Dlaczego prowadzenie bloga jest dziś tak popularne?

Z wielu względów. Nie owijając w bawełnę: to po prostu się opłaca. Ogrom firm, chcąc poszerzyć swoje zasięgi, uruchomiło tak zwane programy partnerskie, polegające na tym, że dan_ twórca_czyni publikuje na blogu artykuły traktujące o danym produkcie bądź usłudze wybranej firmy, oczywiście w pozytywnym wydźwięku. Niejednokrotnie autor_ka dostaje również swój indywidualny link afiliacyjny, dzięki któremu osoby obserwujące mogą dokonywać zakupów u partnera artykułu, jednak finalnie mały procent od zakupów dokonanych za pośrednictwem wspomnianego linku jest zarobkiem autora_ki artykułu.

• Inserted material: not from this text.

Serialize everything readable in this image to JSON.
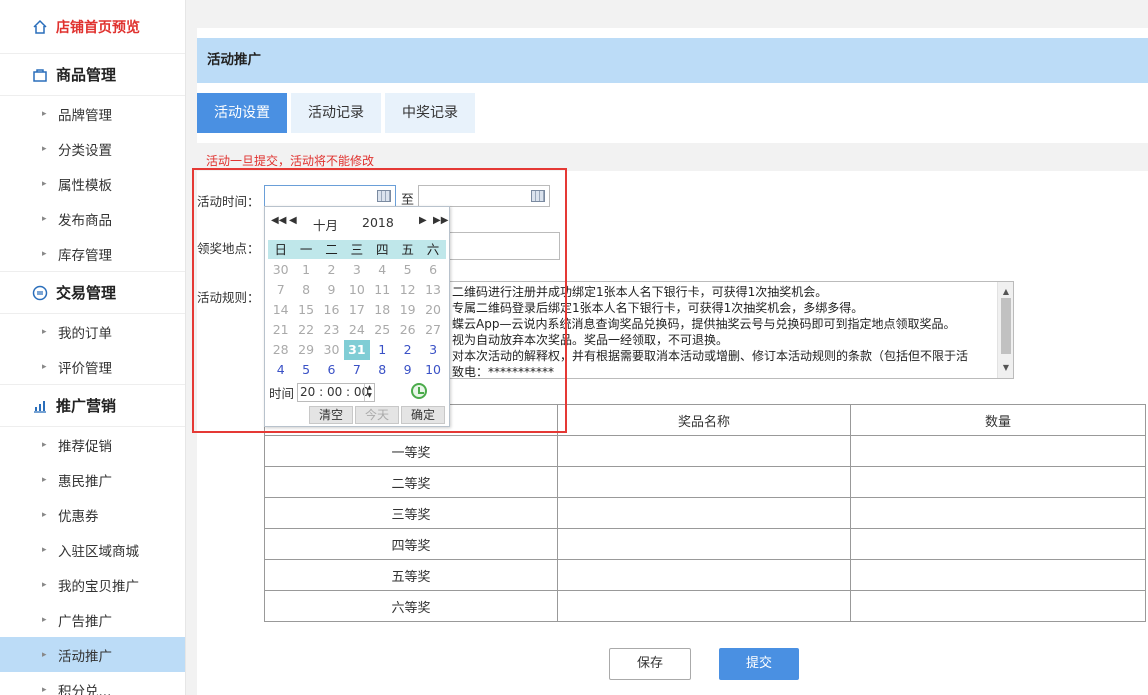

Innym powodem, dla którego ludzie w obecnych czasach prowadzą blogi, jest chęć podzielenia się ze światem swoją twórczością i pomysłami. Tu jednak można zauważyć, że ludzie dzielą się na tych, którzy przede wszystkim tworzą treści, a przy okazji się nimi dzielą z innymi oraz na tych, którzy chcą się czymś podzielić z innymi, niezależnie od tego, jakiej jakości są wyprodukowane przez nich treści. Z tego też powodu sieć jest przesycona blogami o praktycznie każdej tematyce, a naszym zadaniem jest odnalezienie tych naprawdę wartościowych i ciekawych. Nie jest to łatwe, gdyż powstają jak grzyby po deszczu – nagle i kompletnie niespodziewanie.

Regularnie publikujesz posty na swoim Instagramie? Gratulacje, jesteś blogerem_ką!

Czy to wszystko nie jest zbyt trudne?

Jeśli wiemy, czego szukamy oraz (najogólniej mówiąc) potrafimy poruszać się po internecie, to nie powinn_śmy mieć większych problemów z odnalezieniem interesujących nas treści i przesianiem ich przez sito naszych wartości. Pomimo natłoku informacji, zwłaszcza w tak wielkiej przestrzeni, jaką jest internet, da się trafić na prawdziwe perełki – miejsca, w których zatrzymamy się na o wiele dłużej, niż pierwotnie zakładaliśmy_łyśmy. A kto wie, może to kwestia kilku tygodni lub miesięcy, a ktoś z was wpadnie na pomysł założenia własnego bloga i dzielenia się ze światem tym, co  uważacie za niezwykle wartościowe?